New Horizons changes course for flyby of first post-Pluto destination on New Year’s Day 2019
America Space (10/22): NASA’s New Horizons mission probe was commanded to alter its course on Thursday. The new heading is to take the well-traveled spacecraft that carried out the first ever flyby of distant Pluto on July 14 toward a second Kuiper Belt Object, a tiny rocky world called 2014 MU69, which is less than 30 miles in diameter. The new destination orbits the sun 1 billion miles beyond Pluto.

Hubble sees ‘first light’ galaxies at dawn of time
Discovery.com (10/22): The Hubble Space Telescope has spied some of the universe’s earliest galaxies with the help of gravitational lensing. These star systems came into existence an estimated 600 million years after the universe was born and helped to shape the emerging cosmos.

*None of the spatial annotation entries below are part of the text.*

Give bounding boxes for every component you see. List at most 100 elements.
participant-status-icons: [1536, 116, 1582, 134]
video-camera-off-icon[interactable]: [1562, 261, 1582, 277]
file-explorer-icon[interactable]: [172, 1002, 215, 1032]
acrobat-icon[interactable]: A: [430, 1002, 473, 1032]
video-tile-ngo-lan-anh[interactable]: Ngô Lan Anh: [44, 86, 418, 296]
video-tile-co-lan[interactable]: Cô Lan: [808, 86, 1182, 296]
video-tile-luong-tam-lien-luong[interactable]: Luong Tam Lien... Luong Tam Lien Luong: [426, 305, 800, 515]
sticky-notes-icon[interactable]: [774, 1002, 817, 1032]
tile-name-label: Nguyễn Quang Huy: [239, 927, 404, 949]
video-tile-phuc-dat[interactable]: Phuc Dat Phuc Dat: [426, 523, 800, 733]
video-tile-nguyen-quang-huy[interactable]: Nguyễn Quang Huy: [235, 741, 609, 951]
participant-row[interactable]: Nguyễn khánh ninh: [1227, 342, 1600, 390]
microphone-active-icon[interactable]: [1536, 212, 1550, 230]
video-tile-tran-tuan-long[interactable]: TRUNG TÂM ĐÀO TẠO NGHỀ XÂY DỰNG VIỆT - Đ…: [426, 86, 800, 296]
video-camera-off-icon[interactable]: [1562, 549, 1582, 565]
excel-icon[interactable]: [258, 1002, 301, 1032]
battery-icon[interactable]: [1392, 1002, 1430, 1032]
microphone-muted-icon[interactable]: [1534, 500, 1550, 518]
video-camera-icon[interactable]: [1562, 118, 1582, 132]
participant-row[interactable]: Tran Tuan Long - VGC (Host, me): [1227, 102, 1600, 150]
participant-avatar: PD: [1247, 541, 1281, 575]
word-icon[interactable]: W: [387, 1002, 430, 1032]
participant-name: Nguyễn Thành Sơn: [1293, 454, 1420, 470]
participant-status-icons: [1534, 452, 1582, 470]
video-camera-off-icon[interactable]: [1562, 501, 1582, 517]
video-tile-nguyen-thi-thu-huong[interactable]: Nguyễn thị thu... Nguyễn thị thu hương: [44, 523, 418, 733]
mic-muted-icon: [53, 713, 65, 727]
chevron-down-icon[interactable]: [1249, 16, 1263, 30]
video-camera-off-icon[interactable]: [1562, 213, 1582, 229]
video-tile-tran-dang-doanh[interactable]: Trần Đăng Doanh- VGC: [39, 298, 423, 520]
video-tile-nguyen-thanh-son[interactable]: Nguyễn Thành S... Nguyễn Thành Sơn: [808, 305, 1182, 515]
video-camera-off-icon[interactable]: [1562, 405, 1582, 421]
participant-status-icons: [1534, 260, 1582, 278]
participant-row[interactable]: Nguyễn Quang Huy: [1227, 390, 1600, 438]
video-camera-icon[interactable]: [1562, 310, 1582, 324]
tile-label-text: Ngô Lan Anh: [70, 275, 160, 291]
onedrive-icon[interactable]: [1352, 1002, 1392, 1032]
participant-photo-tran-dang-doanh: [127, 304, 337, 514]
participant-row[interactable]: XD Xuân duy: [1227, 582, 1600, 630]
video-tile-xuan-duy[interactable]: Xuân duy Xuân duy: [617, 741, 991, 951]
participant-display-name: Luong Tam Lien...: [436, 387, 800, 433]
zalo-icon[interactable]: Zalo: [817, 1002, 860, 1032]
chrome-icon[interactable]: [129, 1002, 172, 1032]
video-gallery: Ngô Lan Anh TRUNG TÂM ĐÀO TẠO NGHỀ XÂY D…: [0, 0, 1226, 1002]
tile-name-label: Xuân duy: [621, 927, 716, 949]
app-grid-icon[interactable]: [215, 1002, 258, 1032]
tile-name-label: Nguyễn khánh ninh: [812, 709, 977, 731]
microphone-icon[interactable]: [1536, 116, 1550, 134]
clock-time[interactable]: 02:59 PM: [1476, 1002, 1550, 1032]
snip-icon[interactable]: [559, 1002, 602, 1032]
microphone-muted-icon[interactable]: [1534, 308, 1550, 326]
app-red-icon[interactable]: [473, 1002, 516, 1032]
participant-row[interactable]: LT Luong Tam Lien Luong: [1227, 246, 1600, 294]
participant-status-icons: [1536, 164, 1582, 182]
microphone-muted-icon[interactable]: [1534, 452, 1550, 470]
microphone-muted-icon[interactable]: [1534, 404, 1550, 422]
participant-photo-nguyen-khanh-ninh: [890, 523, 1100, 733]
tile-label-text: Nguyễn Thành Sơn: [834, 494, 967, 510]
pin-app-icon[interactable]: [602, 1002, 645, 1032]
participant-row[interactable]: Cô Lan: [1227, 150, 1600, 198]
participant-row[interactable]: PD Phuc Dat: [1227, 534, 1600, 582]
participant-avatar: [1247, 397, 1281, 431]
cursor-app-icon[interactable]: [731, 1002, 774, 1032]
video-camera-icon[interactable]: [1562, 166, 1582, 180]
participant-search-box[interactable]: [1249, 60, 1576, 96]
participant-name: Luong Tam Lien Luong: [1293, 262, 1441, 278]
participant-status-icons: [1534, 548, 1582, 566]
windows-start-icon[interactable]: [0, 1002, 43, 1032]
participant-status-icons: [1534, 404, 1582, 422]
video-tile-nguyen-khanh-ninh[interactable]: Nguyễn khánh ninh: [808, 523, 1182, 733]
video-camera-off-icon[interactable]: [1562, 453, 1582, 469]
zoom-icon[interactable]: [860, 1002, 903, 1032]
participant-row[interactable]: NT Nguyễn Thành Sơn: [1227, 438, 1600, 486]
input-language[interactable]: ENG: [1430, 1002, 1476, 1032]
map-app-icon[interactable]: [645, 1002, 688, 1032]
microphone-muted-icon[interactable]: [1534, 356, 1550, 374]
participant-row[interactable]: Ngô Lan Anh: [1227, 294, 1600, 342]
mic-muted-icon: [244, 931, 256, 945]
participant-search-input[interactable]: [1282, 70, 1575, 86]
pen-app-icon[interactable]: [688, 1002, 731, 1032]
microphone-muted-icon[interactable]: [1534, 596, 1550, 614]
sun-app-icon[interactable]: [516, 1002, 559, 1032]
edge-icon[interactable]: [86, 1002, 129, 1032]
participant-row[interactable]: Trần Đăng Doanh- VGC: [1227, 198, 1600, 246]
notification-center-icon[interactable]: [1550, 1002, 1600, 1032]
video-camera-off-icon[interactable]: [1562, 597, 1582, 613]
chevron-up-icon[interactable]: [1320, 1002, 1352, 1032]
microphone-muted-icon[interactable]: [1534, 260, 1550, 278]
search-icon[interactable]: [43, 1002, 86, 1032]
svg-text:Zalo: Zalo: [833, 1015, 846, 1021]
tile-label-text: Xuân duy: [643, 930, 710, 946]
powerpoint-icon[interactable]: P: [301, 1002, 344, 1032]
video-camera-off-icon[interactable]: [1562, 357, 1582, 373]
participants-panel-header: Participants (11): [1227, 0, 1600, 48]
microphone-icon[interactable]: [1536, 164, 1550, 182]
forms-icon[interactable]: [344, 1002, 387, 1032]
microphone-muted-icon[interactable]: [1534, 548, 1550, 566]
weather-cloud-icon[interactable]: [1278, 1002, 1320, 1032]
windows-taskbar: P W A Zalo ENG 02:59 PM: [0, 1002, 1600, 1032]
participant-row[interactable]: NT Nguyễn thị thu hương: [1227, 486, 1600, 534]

Hayabusa2 ready for December swing-by
Nikkei Asian Review, of Japan (10/23): Japan’s Hyabusa2 asteroid mission spacecraft will swing close to the Earth on Dec. 3 for a gravity assist that will help speed the spacecraft toward an encounter with the asteroid Ryagu between June and July 2018. The mission was launched on Dec. 3, 2014. The gravity assist maneuver will require precise tracking and communications.

Low Earth Orbit

On-the-move Astronaut Hall of Fame to close Nov. 2
Orlando Sentinel (10/22): The U.S. Astronaut Hall of Fame, located in Titusville, Fla., will close on Nov. 2 and move to the nearby Kennedy Space Center Visitor Complex as part of the new Heroes and Legends attraction. The new complex is designed to accommodate more attractions and visitors. A late 2016 opening is planned.

Commercial to Low Earth Orbit

Space-related bills await action by Congress
Space News (10/22): Washington lawmakers appear ready to take up important space policy issues, including a possible re-authorization of the U.S. Export Import Bank, legislation that lapsed on June 30. The bank acts as a mechanism to assist foreign customers with the purchase of U.S. aerospace products and services among other goods. A vote is planned for Oct. 26 that would authorize the bank until 2019. Other legislation in the works would extend government indemnification for commercial launch activities.

Lockheed Martin lands missile defense radar contract 
Space News (10/22): The Department of Defense has selected Lockheed Martin Mission Systems and Training for a $784 million contract to build a long-range discrimination radar for the identification of incoming missile threats from the Pacific region, primarily North Korea. The announcement was made Oct. 21.